The scene for this book is Isheimur a partially terraformed planet colonized by earth standard humans of Icelandic descent. The colonists still expect the Formers that started the terraforming to return one day. But they went broke during the wars that made them leave in the first place. Colin paints an intriguing culture surviving on the last remnants of technology the Formers left behind, socially degraded to Viking levels with clans and chieftains. For survival women have been degraded to birthing factories.

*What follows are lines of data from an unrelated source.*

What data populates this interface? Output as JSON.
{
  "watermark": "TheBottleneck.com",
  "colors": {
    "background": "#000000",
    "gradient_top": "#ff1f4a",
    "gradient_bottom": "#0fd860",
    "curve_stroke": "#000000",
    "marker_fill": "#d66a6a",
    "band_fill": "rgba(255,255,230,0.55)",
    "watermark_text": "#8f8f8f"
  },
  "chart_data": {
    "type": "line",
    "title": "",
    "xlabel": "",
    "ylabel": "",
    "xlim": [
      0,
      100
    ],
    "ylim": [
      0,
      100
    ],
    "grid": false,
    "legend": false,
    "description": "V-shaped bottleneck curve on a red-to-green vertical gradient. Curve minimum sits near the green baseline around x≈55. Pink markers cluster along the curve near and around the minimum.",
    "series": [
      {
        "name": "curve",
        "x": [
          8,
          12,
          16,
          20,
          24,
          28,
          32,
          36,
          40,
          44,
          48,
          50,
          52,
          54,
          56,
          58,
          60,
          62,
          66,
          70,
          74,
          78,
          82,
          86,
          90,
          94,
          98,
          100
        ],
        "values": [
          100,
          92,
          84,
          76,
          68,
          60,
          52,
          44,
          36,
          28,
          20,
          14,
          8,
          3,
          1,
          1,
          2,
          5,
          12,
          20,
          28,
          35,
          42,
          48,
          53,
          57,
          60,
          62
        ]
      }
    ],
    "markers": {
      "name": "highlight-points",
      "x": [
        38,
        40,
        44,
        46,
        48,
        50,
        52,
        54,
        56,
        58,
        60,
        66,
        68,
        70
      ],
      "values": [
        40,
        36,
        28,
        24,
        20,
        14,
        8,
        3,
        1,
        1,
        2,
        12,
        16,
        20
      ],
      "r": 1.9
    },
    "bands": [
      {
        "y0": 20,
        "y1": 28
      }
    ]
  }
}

There is quite much world building in Winter Song but it never feels disturbing for the narrative. Colin weave it in in the conversations and story telling in a delightful way.

Plot
One protagonist is Karl Allman a starship pilot taking a shortcut on his way home when his sentient ship is ambushed by some unfriendly Traditionals. In the last moment when he ejects from the ship it downloads itself in the nearest storage it can find, Karl's brain. Protected by some really spiffy nano-gel he/the ship falls out of orbit and on to a mountainside down below.

Where he is found by clan leader Ragnar with broken bones and in a miserable way. Ragnars sees an opportunity to add another potentially strong working hand to the clan so he orders Bera to nurture him back to health.

The second protagonist is Bera Sigurdsdottir disgraced unmarried mother to a dead born child she never named the father for. She lives on sufferance with the clan since her parents died and there is a reason she keeps the father of her child secret.

Karl starts out as a raving lunatic, driven by urges from his nanotech he eats everything he can get his hands on including grass and dirt. In his scrambled head the ships sentient mind tries to make sense out of his new flesh and meat dwellings; in fact he is the first to emerge from craziness and to communicate with Bera. Ragnar names him Loki and when he comes too and tell them his name, Bera continues to call the ship for Loki as they continue to switch places.

Karl was on his way home to his pregnant poly-marriage wife who is expecting in a few weeks. So he is motivated to get home and leave. Bera helps him find information on the net that might help him but it will mean a long journey.

Their main antagonist is Ragnar the head of the clan, he doesn't want them to leave and when they do he he sets out to capture or kill them.

But that's not enough, the world hides dragons and trolls and other mythical beasts from Icelandic myths and they have to pass through their land to get to their objective. As they do Karl starts to suspect the truth ...

Characterization
This is a very character driven story. Colin makes the Icelandic heritage and myths in the Isheimur culture come to life and intrigue. The invasive closeness of the clan during the long winters comes across as shackles about to imprison our protagonists.

Karl is not a superman, he comes across as an ordinary man of his time who only wants to survive and get back home.

I am a character guy and here I am happy. The characters are interesting and beautiful even if their culture is crude. Some are not so nice and might be driven by their errors but they all make sense and add their part to the story.

I am also weak for a little romance but don't expect head over heels true love from the first page. There are some issues...

My view
Winter Song is close to space opera with the crashed hero on a primitive planet where he finds love and saves the day theme, but it is so much more, real life like characters, intriguing cultural setting, aliens and some strong moral questions. This is just so much fun to read, you should too.